Dec 24, 2012, 2:08 PM EST
The lockout has been acrimonious at times, but not enough for New York Islanders forward Matt Martin to have beef with team owner Charles Wang or GM Garth Snow.
“I can’t speak for all my teammates, but I don’t think there’s any ill will toward Charles or Garth [Snow, the Islanders’ GM],” Martin told Newsday. “There could be some guys around the league who’ll feel differently, I would imagine, given the negotiations and the contracts that were signed.
“But I think our guys know this is a business, and when it’s time, our job is to play hockey. That’s what we want to do.”
This isn’t a revolutionary statement, since Snow gave Martin a four-year, $4 million extension and Wang will be the one signing checks.
(Y’know, don’t bite the hand that feeds.)
But it is interesting in a historical context, as players have been outspoken in their critiques of owners throughout the lockout.
One example was Minnesota defenseman Ryan Suter who, in late October, accused owners — including the Wild’s Craig Leipold — of “trying to go back on their word.”

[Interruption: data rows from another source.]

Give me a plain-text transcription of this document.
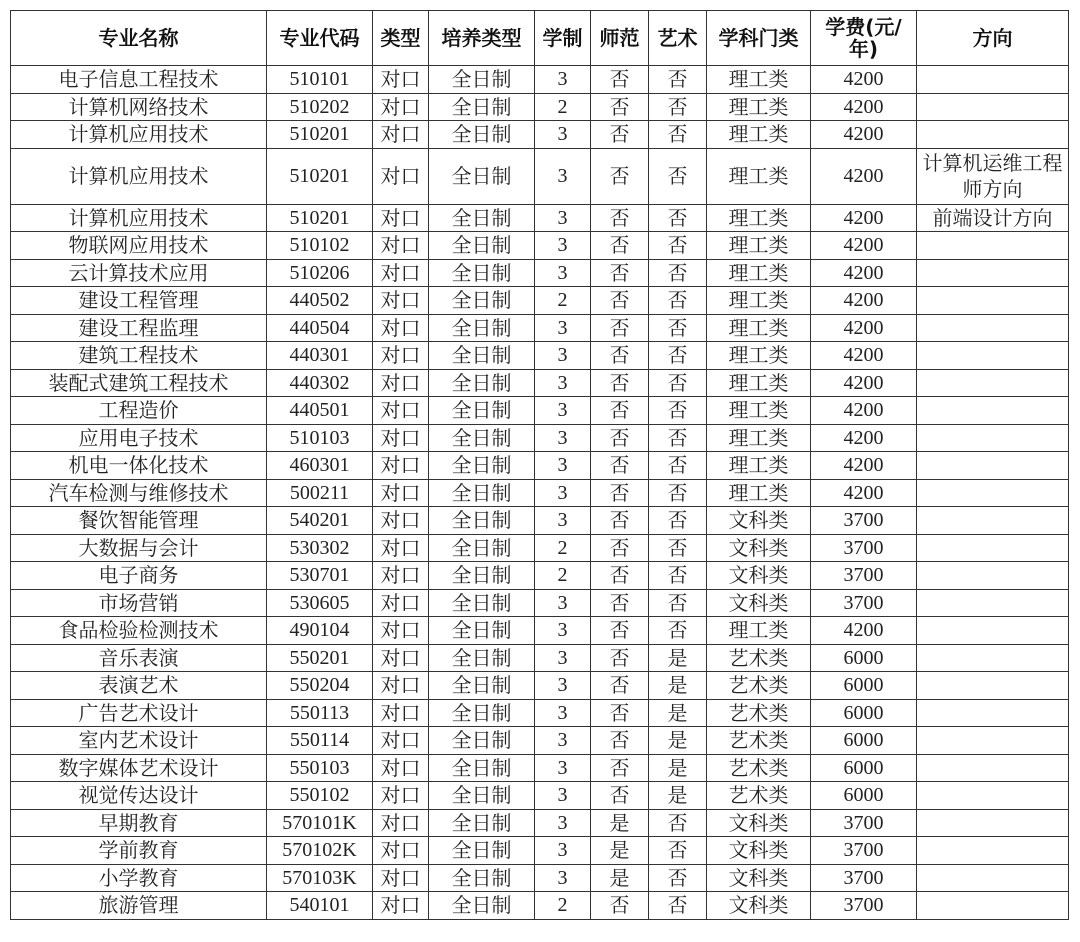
专业名称	专业代码	类型	培养类型	学制	师范	艺术	学科门类	学费(元/年)	方向
电子信息工程技术	510101	对口	全日制	3	否	否	理工类	4200	
计算机网络技术	510202	对口	全日制	2	否	否	理工类	4200	
计算机应用技术	510201	对口	全日制	3	否	否	理工类	4200	
计算机应用技术	510201	对口	全日制	3	否	否	理工类	4200	计算机运维工程师方向
计算机应用技术	510201	对口	全日制	3	否	否	理工类	4200	前端设计方向
物联网应用技术	510102	对口	全日制	3	否	否	理工类	4200	
云计算技术应用	510206	对口	全日制	3	否	否	理工类	4200	
建设工程管理	440502	对口	全日制	2	否	否	理工类	4200	
建设工程监理	440504	对口	全日制	3	否	否	理工类	4200	
建筑工程技术	440301	对口	全日制	3	否	否	理工类	4200	
装配式建筑工程技术	440302	对口	全日制	3	否	否	理工类	4200	
工程造价	440501	对口	全日制	3	否	否	理工类	4200	
应用电子技术	510103	对口	全日制	3	否	否	理工类	4200	
机电一体化技术	460301	对口	全日制	3	否	否	理工类	4200	
汽车检测与维修技术	500211	对口	全日制	3	否	否	理工类	4200	
餐饮智能管理	540201	对口	全日制	3	否	否	文科类	3700	
大数据与会计	530302	对口	全日制	2	否	否	文科类	3700	
电子商务	530701	对口	全日制	2	否	否	文科类	3700	
市场营销	530605	对口	全日制	3	否	否	文科类	3700	
食品检验检测技术	490104	对口	全日制	3	否	否	理工类	4200	
音乐表演	550201	对口	全日制	3	否	是	艺术类	6000	
表演艺术	550204	对口	全日制	3	否	是	艺术类	6000	
广告艺术设计	550113	对口	全日制	3	否	是	艺术类	6000	
室内艺术设计	550114	对口	全日制	3	否	是	艺术类	6000	
数字媒体艺术设计	550103	对口	全日制	3	否	是	艺术类	6000	
视觉传达设计	550102	对口	全日制	3	否	是	艺术类	6000	
早期教育	570101K	对口	全日制	3	是	否	文科类	3700	
学前教育	570102K	对口	全日制	3	是	否	文科类	3700	
小学教育	570103K	对口	全日制	3	是	否	文科类	3700	
旅游管理	540101	对口	全日制	2	否	否	文科类	3700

“It’s disappointing. If you can’t afford to [sign contracts] then you shouldn’t do it,” Suter said. “[Leipold] signed us to contracts. At the time he said everything was fine. Yeah, it’s disappointing. A couple months before, everything is fine, and now they want to take money out of our contracts that we already signed.”
Suter quickly softened his stance after some backlash, explaining “I don’t question Craig Leipold and Minnesota with regards to negotiating our contracts in good faith.”
Another example was San Jose forward Logan Couture, who blasted “hard-line” owners like Leipold, Boston’s Jeremy Jacobs and Calgary’s Murray Edwards for their negotiating tactics — yet didn’t go after the Sharks ownership group.
“They don’t give you the time of day, and they barely even look at you,” Couture said of the aforementioned ownership trio. “They’re there for one reason, and that’s to help their teams make money. I wish we could hear from all 30 teams’ owners, but obviously they’re not letting them speak out and have their opinions known.”
Couture said he didn’t know where San Jose owners stood on things, and couldn’t “hold judgment against them” until he knew the truth.
So, the end result for players seems to be this: Bash owners that aren’t yours, stay mum on the guy that pays you.